Bromocriptine is classified as Category B in many regions, indicating no proven risk in animal studies. In humans, it’s used to treat prolactin‑induced infertility and is generally considered safe during early pregnancy, but always follow obstetric guidance.
Amanda Turnbo
October 12, 2025 AT 13:45Parlodel might be cheap, but the dosing nightmare makes it a poor first‑line choice.
Cassidy Strong
October 15, 2025 AT 22:59While cost considerations are undeniably important, one must also weigh the pharmacokinetic profile, the frequency of administration, and the associated adherence challenges; bromocriptine, despite its affordability, demands multiple daily doses, which may compromise therapeutic consistency. Moreover, the side‑effect spectrum-nausea, orthostatic hypotension, and potential hepatic interactions-cannot be dismissed lightly, especially in patients with comorbidities. Consequently, a holistic assessment that integrates both economic and clinical parameters is essential before defaulting to the lowest‑priced option.
Anil Karwal
October 19, 2025 AT 08:13The article does a solid job laying out the numbers; I appreciate the clear tables. Still, the real‑world experience of juggling three pills a day often gets overlooked.
ADETUNJI ADEPOJU
October 22, 2025 AT 17:27One could argue that the ergot‑derived ligands, such as bromocriptine, suffer from a legacy of receptor‑biased signaling, which ostensibly engenders a higher propensity for valvulopathic sequelae. Nevertheless, the pharmacodynamic ceiling is modest, rendering it suboptimal for aggressive prolactin suppression.
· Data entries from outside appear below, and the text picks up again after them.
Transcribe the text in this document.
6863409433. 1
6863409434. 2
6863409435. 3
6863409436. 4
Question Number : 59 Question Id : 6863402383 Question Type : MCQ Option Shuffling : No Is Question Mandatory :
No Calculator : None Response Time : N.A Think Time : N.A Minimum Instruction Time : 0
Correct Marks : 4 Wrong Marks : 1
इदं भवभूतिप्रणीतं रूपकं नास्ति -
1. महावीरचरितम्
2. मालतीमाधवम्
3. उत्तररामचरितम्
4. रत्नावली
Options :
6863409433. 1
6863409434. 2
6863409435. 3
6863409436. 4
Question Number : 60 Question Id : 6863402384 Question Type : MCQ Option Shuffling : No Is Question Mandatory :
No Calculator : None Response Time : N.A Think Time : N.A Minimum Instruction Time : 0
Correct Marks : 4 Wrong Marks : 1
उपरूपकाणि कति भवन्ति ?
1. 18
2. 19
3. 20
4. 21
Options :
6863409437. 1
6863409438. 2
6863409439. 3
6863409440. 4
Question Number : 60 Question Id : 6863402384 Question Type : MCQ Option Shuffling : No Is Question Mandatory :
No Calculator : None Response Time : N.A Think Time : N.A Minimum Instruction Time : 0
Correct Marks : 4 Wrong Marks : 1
In short, the jargon‑laden discourse masks a rather pedestrian efficacy profile.
Janae Johnson
October 26, 2025 AT 02:40Contrary to popular belief, the cheapest option is not always the most pragmatic; adherence suffers when patients are forced to remember multiple daily intakes. Thus, a weekly regimen, albeit pricier, may yield superior long‑term outcomes.
Kayla Charles
October 29, 2025 AT 11:54Let me walk you through why picking the right dopamine agonist is more nuanced than simply looking at the price tag.
First, consider the dosing frequency – fewer doses generally mean better adherence, especially for patients with busy lives or cognitive challenges.
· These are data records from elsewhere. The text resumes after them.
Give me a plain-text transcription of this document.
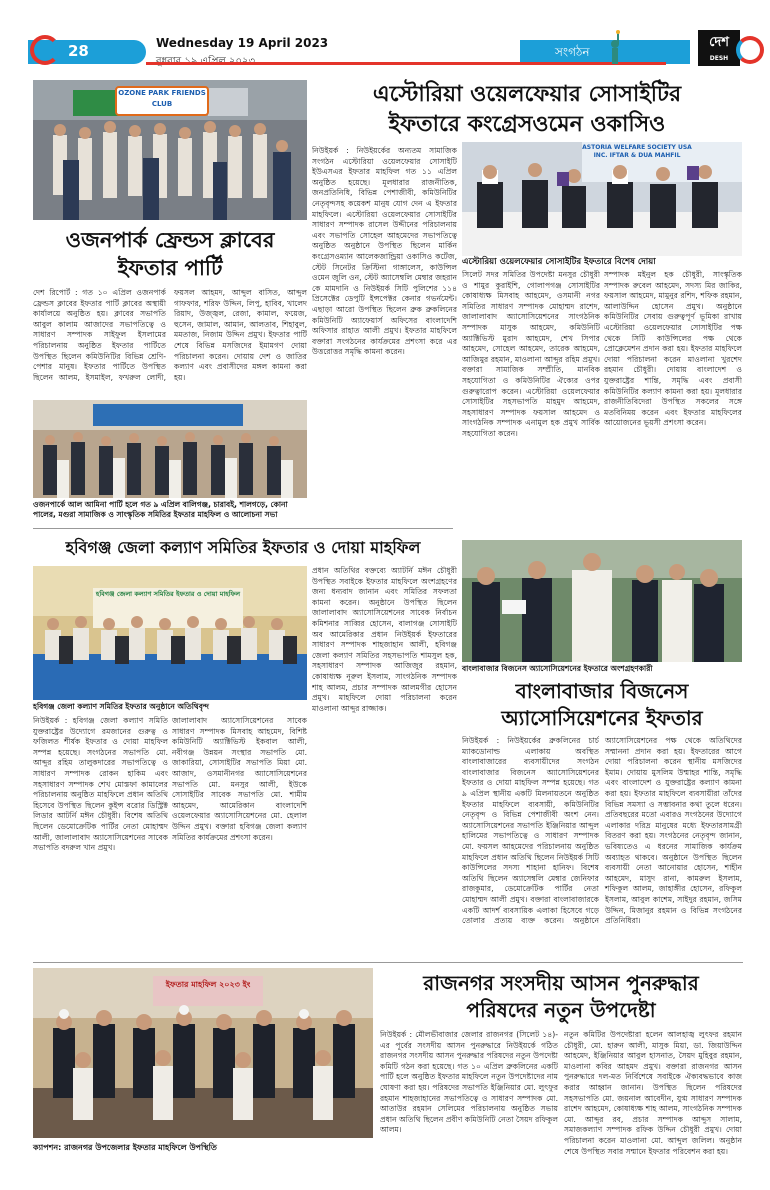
28	Wednesday 19 April 2023
সংগঠন
দেশ
DESH
OZONE PARK FRIENDS CLUB
ওজনপার্ক ফ্রেন্ডস ক্লাবের
ইফতার পার্টি
দেশ রিপোর্ট : গত ১০ এপ্রিল ওজনপার্ক ফ্রেন্ডস ক্লাবের ইফতার পার্টি ক্লাবের অস্থায়ী কার্যালয়ে অনুষ্ঠিত হয়। ক্লাবের সভাপতি আবুল কালাম আজাদের সভাপতিত্বে ও সাধারণ সম্পাদক সাইফুল ইসলামের পরিচালনায় অনুষ্ঠিত ইফতার পার্টিতে উপস্থিত ছিলেন কমিউনিটির বিভিন্ন শ্রেণি-পেশার মানুষ। ইফতার পার্টিতে উপস্থিত ছিলেন আলম, ইসমাইল, ফখরুল লোদী, ফয়সল আহমদ, আব্দুল বাসিত, আব্দুল গাফফার, শরিফ উদ্দিন, লিপু, হাবিব, খালেদ রিয়াদ, উজ্জ্বল, রেজা, কামাল, ফয়েজ, হুসেন, জামাল, আমান, আলতাব, শিহাবুল, মমতাজ, নিজাম উদ্দিন প্রমুখ। ইফতার পার্টি শেষে বিভিন্ন মসজিদের ইমামগণ দোয়া পরিচালনা করেন। দোয়ায় দেশ ও জাতির কল্যাণ এবং প্রবাসীদের মঙ্গল কামনা করা হয়।
ওজনপার্কে আল আমিনা পার্টি হলে গত ৯ এপ্রিল বালিগঞ্জ, চারাবই, শালগড়ে, কোনা পালের, মগুরা সামাজিক ও সাংস্কৃতিক সমিতির ইফতার মাহফিল ও আলোচনা সভা
এস্টোরিয়া ওয়েলফেয়ার সোসাইটির
ইফতারে কংগ্রেসওমেন ওকাসিও
নিউইয়র্ক : নিউইয়র্কের অন্যতম সামাজিক সংগঠন এস্টোরিয়া ওয়েলফেয়ার সোসাইটি ইউএসএর ইফতার মাহফিল গত ১১ এপ্রিল অনুষ্ঠিত হয়েছে। মূলধারার রাজনীতিক, জনপ্রতিনিধি, বিভিন্ন পেশাজীবী, কমিউনিটির নেতৃবৃন্দসহ কয়েকশ মানুষ যোগ দেন এ ইফতার মাহফিলে। এস্টোরিয়া ওয়েলফেয়ার সোসাইটির সাধারণ সম্পাদক রাসেল উদ্দীনের পরিচালনায় এবং সভাপতি সোহেল আহমেদের সভাপতিত্বে অনুষ্ঠিত অনুষ্ঠানে উপস্থিত ছিলেন মার্কিন কংগ্রেসওম্যান আলেকজান্ড্রিয়া ওকাসিও কর্টেজ, স্টেট সিনেটর ক্রিস্টিনা গাঙ্গালেস, কাউন্সিল ওমেন জুলি ওন, স্টেট অ্যাসেম্বলি মেম্বার জহরান কে মামদানি ও নিউইয়র্ক সিটি পুলিশের ১১৪ প্রিসেক্টের ডেপুটি ইন্সপেক্টর কেনার গভর্নমেন্ট। এছাড়া আরো উপস্থিত ছিলেন ব্রুক ব্রুকলিনের কমিউনিটি অ্যাফেয়ার্স অফিসের বাংলাদেশি অফিসার রাহাত আলী প্রমুখ। ইফতার মাহফিলে বক্তারা সংগঠনের কার্যক্রমের প্রশংসা করে এর উত্তরোত্তর সমৃদ্ধি কামনা করেন।
ASTORIA WELFARE SOCIETY USA INC. IFTAR & DUA MAHFIL
এস্টোরিয়া ওয়েলফেয়ার সোসাইটির ইফতারে বিশেষ দোয়া
সিলেট সদর সমিতির উপদেষ্টা মনসুর চৌধুরী ও শামুর কুরাইশি, গোলাপগঞ্জ সোসাইটির কোষাধ্যক্ষ মিসবাহ আহমেদ, ওসমানী নগর সমিতির সাধারণ সম্পাদক মোহাম্মদ রাশেদ, জালালাবাদ অ্যাসোসিয়েশনের সাংগঠনিক সম্পাদক মাসুক আহমেদ, কমিউনিটি অ্যাক্টিভিস্ট মুরাদ আহমেদ, শেখ সিপার আহমেদ, সোহেল আহমেদ, তারেক আহমেদ, আজিমুর রহমান, মাওলানা আব্দুর রহিম প্রমুখ। বক্তারা সামাজিক সম্প্রীতি, মানবিক সহযোগিতা ও কমিউনিটির ঐক্যের ওপর গুরুত্বারোপ করেন। এস্টোরিয়া ওয়েলফেয়ার সোসাইটির সহসভাপতি মাহমুদ আহমেদ, সহসাধারণ সম্পাদক ফয়সাল আহমেদ ও সাংগঠনিক সম্পাদক এনামুল হক প্রমুখ সার্বিক সহযোগিতা করেন।
সম্পাদক মইনুল হক চৌধুরী, সাংস্কৃতিক সম্পাদক রুবেল আহমেদ, সদস্য মির জাকির, ফয়সাল আহমেদ, মামুনুর রশিদ, শফিক রহমান, আলাউদ্দিন হোসেন প্রমুখ। অনুষ্ঠানে কমিউনিটির সেবায় গুরুত্বপূর্ণ ভূমিকা রাখায় এস্টোরিয়া ওয়েলফেয়ার সোসাইটির পক্ষ থেকে সিটি কাউন্সিলের পক্ষ থেকে প্রোক্লেমেশন প্রদান করা হয়। ইফতার মাহফিলে দোয়া পরিচালনা করেন মাওলানা খুরশেদ রহমান চৌধুরী। দোয়ায় বাংলাদেশ ও যুক্তরাষ্ট্রের শান্তি, সমৃদ্ধি এবং প্রবাসী কমিউনিটির কল্যাণ কামনা করা হয়। মূলধারার রাজনীতিবিদেরা উপস্থিত সকলের সঙ্গে মতবিনিময় করেন এবং ইফতার মাহফিলের আয়োজনের ভূয়সী প্রশংসা করেন।
হবিগঞ্জ জেলা কল্যাণ সমিতির ইফতার ও দোয়া মাহফিল
হবিগঞ্জ জেলা কল্যাণ সমিতির ইফতার ও দোয়া মাহফিল
হবিগঞ্জ জেলা কল্যাণ সমিতির ইফতার অনুষ্ঠানে অতিথিবৃন্দ
প্রধান অতিথির বক্তব্যে অ্যাটর্নি মঈন চৌধুরী উপস্থিত সবাইকে ইফতার মাহফিলে অংশগ্রহণের জন্য ধন্যবাদ জানান এবং সমিতির সফলতা কামনা করেন। অনুষ্ঠানে উপস্থিত ছিলেন জালালাবাদ অ্যাসোসিয়েশনের সাবেক নির্বাচন কমিশনার সাব্বির হোসেন, বালাগঞ্জ সোসাইটি অব আমেরিকার প্রধান নিউইয়র্ক ইফতারের সাধারণ সম্পাদক শাহজাহান আলী, হবিগঞ্জ জেলা কল্যাণ সমিতির সহসভাপতি শামসুল হক, সহসাধারণ সম্পাদক আজিজুর রহমান, কোষাধ্যক্ষ নূরুল ইসলাম, সাংগঠনিক সম্পাদক শাহ আলম, প্রচার সম্পাদক আলমগীর হোসেন প্রমুখ। মাহফিলে দোয়া পরিচালনা করেন মাওলানা আব্দুর রাজ্জাক।
নিউইয়র্ক : হবিগঞ্জ জেলা কল্যাণ সমিতি যুক্তরাষ্ট্রের উদ্যোগে রমজানের গুরুত্ব ও ফজিলত শীর্ষক ইফতার ও দোয়া মাহফিল সম্পন্ন হয়েছে। সংগঠনের সভাপতি মো. আব্দুর রহিম তালুকদারের সভাপতিত্বে ও সাধারণ সম্পাদক রোকন হাকিম এবং সহসাধারণ সম্পাদক শেখ মোস্তফা কামালের পরিচালনায় অনুষ্ঠিত মাহফিলে প্রধান অতিথি হিসেবে উপস্থিত ছিলেন কুইন্স বরোর ডিস্ট্রিক্ট লিডার আটর্নি মঈন চৌধুরী। বিশেষ অতিথি ছিলেন ডেমোক্রেটিক পার্টির নেতা মোহাম্মদ আলী, জালালাবাদ অ্যাসোসিয়েশনের সাবেক সভাপতি বদরুল খান প্রমুখ।
জালালাবাদ অ্যাসোসিয়েশনের সাবেক সাধারণ সম্পাদক মিসবাহ আহমেদ, বিশিষ্ট কমিউনিটি অ্যাক্টিভিস্ট ইকবাল আলী, নবীগঞ্জ উন্নয়ন সংস্থার সভাপতি মো. জাকারিয়া, সোসাইটির সভাপতি মিয়া মো. আজাদ, ওসমানীনগর অ্যাসোসিয়েশনের সভাপতি মো. মনসুর আলী, ইউকে সোসাইটির সাবেক সভাপতি মো. শামীম আহমেদ, আমেরিকান বাংলাদেশি ওয়েলফেয়ার অ্যাসোসিয়েশনের মো. হেলাল উদ্দিন প্রমুখ। বক্তারা হবিগঞ্জ জেলা কল্যাণ সমিতির কার্যক্রমের প্রশংসা করেন।
বাংলাবাজার বিজনেস অ্যাসোসিয়েশনের ইফতারে অংশগ্রহণকারী
বাংলাবাজার বিজনেস
অ্যাসোসিয়েশনের ইফতার
নিউইয়র্ক : নিউইয়র্কের ব্রুকলিনের চার্চ ম্যাকডোনাল্ড এলাকায় অবস্থিত বাংলাবাজারের ব্যবসায়ীদের সংগঠন বাংলাবাজার বিজনেস অ্যাসোসিয়েশনের ইফতার ও দোয়া মাহফিল সম্পন্ন হয়েছে। গত ৯ এপ্রিল স্থানীয় একটি মিলনায়তনে অনুষ্ঠিত ইফতার মাহফিলে ব্যবসায়ী, কমিউনিটির নেতৃবৃন্দ ও বিভিন্ন পেশাজীবী অংশ নেন। অ্যাসোসিয়েশনের সভাপতি ইঞ্জিনিয়ার আব্দুল হালিমের সভাপতিত্বে ও সাধারণ সম্পাদক মো. ফয়সল আহমেদের পরিচালনায় অনুষ্ঠিত মাহফিলে প্রধান অতিথি ছিলেন নিউইয়র্ক সিটি কাউন্সিলের সদস্য শাহানা হানিফ। বিশেষ অতিথি ছিলেন অ্যাসেম্বলি মেম্বার জেনিফার রাজকুমার, ডেমোক্রেটিক পার্টির নেতা মোহাম্মদ আলী প্রমুখ। বক্তারা বাংলাবাজারকে একটি আদর্শ ব্যবসায়িক এলাকা হিসেবে গড়ে তোলার প্রত্যয় ব্যক্ত করেন। অনুষ্ঠানে অ্যাসোসিয়েশনের পক্ষ থেকে অতিথিদের সম্মাননা প্রদান করা হয়। ইফতারের আগে দোয়া পরিচালনা করেন স্থানীয় মসজিদের ইমাম। দোয়ায় মুসলিম উম্মাহর শান্তি, সমৃদ্ধি এবং বাংলাদেশ ও যুক্তরাষ্ট্রের কল্যাণ কামনা করা হয়। ইফতার মাহফিলে ব্যবসায়ীরা তাঁদের বিভিন্ন সমস্যা ও সম্ভাবনার কথা তুলে ধরেন। প্রতিবছরের মতো এবারও সংগঠনের উদ্যোগে এলাকার দরিদ্র মানুষের মধ্যে ইফতারসামগ্রী বিতরণ করা হয়। সংগঠনের নেতৃবৃন্দ জানান, ভবিষ্যতেও এ ধরনের সামাজিক কার্যক্রম অব্যাহত থাকবে। অনুষ্ঠানে উপস্থিত ছিলেন ব্যবসায়ী নেতা আনোয়ার হোসেন, শাহীন আহমেদ, মাসুদ রানা, কামরুল ইসলাম, শফিকুল আলম, জাহাঙ্গীর হোসেন, রফিকুল ইসলাম, আবুল কাশেম, সাইদুর রহমান, জসিম উদ্দিন, মিজানুর রহমান ও বিভিন্ন সংগঠনের প্রতিনিধিরা।
ইফতার মাহফিল ২০২৩ ইং
ক্যাপশন: রাজনগর উপজেলার ইফতার মাহফিলে উপস্থিতি
রাজনগর সংসদীয় আসন পুনরুদ্ধার
পরিষদের নতুন উপদেষ্টা
নিউইয়র্ক : মৌলভীবাজার জেলার রাজনগর (সিলেট ১৪)-এর পূর্বের সংসদীয় আসন পুনরুদ্ধারে নিউইয়র্কে গঠিত রাজনগর সংসদীয় আসন পুনরুদ্ধার পরিষদের নতুন উপদেষ্টা কমিটি গঠন করা হয়েছে। গত ১০ এপ্রিল ব্রুকলিনের একটি পার্টি হলে অনুষ্ঠিত ইফতার মাহফিলে নতুন উপদেষ্টাদের নাম ঘোষণা করা হয়। পরিষদের সভাপতি ইঞ্জিনিয়ার মো. লুৎফুর রহমান শাহজাহানের সভাপতিত্বে ও সাধারণ সম্পাদক মো. আতাউর রহমান সেলিমের পরিচালনায় অনুষ্ঠিত সভায় প্রধান অতিথি ছিলেন প্রবীণ কমিউনিটি নেতা সৈয়দ রফিকুল আলম।
নতুন কমিটির উপদেষ্টারা হলেন আলহাজ্ব লুৎফর রহমান চৌধুরী, মো. হারুন আলী, মাসুক মিয়া, ডা. জিয়াউদ্দিন আহমেদ, ইঞ্জিনিয়ার আবুল হাসনাত, সৈয়দ মুহিবুর রহমান, মাওলানা কবির আহমদ প্রমুখ। বক্তারা রাজনগর আসন পুনরুদ্ধারে দল-মত নির্বিশেষে সবাইকে ঐক্যবদ্ধভাবে কাজ করার আহ্বান জানান। উপস্থিত ছিলেন পরিষদের সহসভাপতি মো. জয়নাল আবেদীন, যুগ্ম সাধারণ সম্পাদক রাশেদ আহমেদ, কোষাধ্যক্ষ শাহ আলম, সাংগঠনিক সম্পাদক মো. আব্দুর রব, প্রচার সম্পাদক আব্দুস সালাম, সমাজকল্যাণ সম্পাদক রফিক উদ্দিন চৌধুরী প্রমুখ। দোয়া পরিচালনা করেন মাওলানা মো. আব্দুল জলিল। অনুষ্ঠান শেষে উপস্থিত সবার সম্মানে ইফতার পরিবেশন করা হয়।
Second, evaluate the efficacy; while bromocriptine offers a respectable 30‑40% reduction in prolactin, agents like cabergoline can achieve up to 80%, which may translate to faster symptom relief.
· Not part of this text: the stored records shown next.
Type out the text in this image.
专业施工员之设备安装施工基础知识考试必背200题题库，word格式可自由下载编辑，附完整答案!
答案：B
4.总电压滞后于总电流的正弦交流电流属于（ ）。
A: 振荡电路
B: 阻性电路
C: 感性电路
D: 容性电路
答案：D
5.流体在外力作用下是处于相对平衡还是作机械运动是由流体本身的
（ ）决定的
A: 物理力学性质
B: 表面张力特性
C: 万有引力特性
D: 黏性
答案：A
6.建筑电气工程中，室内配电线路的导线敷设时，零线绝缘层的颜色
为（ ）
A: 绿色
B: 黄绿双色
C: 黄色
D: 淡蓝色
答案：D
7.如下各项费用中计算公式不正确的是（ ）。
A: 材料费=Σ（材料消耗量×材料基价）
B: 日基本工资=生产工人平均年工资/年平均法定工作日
Third, side‑effect profiles matter – nausea and dizziness are common with bromocriptine, whereas cabergoline's headache and constipation are often milder.
Fourth, renal and hepatic function can influence drug selection; bromocriptine is cleared renally, making dose adjustments necessary in kidney disease, while cabergoline is hepatically metabolized.
Fifth, cost remains a factor – generic bromocriptine is inexpensive, but insurance coverage for newer agents can offset out‑of‑pocket expenses.
Sixth, consider the patient's preference for route of administration – some may favor a weekly oral tablet over multiple daily pills, while others might opt for a transdermal patch like rotigotine for continuous delivery.
Seventh, be aware of rare but serious risks such as valvular heart disease associated with ergot derivatives; regular cardiac monitoring may be warranted for long‑term users.
Eighth, keep in mind drug‑drug interactions – bromocriptine can potentiate hypotensive effects of antihypertensives, requiring dose titration.
Ninth, for Parkinson’s disease, non‑ergot agents like pramipexole or rotigotine often provide smoother motor control with fewer hormonal side effects.
Tenth, the speed of titration is crucial; a slow “start low, go slow” approach minimizes gastrointestinal upset for most patients.
Eleventh, patient education is paramount – informing them about potential side effects and the importance of adherence improves outcomes.
Twelfth, follow‑up labs, especially prolactin levels at 4‑6 weeks, help gauge effectiveness and guide dose adjustments.
Thirteenth, consider the psychosocial impact – frequent dosing can affect quality of life, potentially leading to non‑compliance.
Fourteenth, always individualize therapy; what works for one patient may not be ideal for another.
Finally, keep the dialogue open with your healthcare provider to reassess the regimen as needs evolve.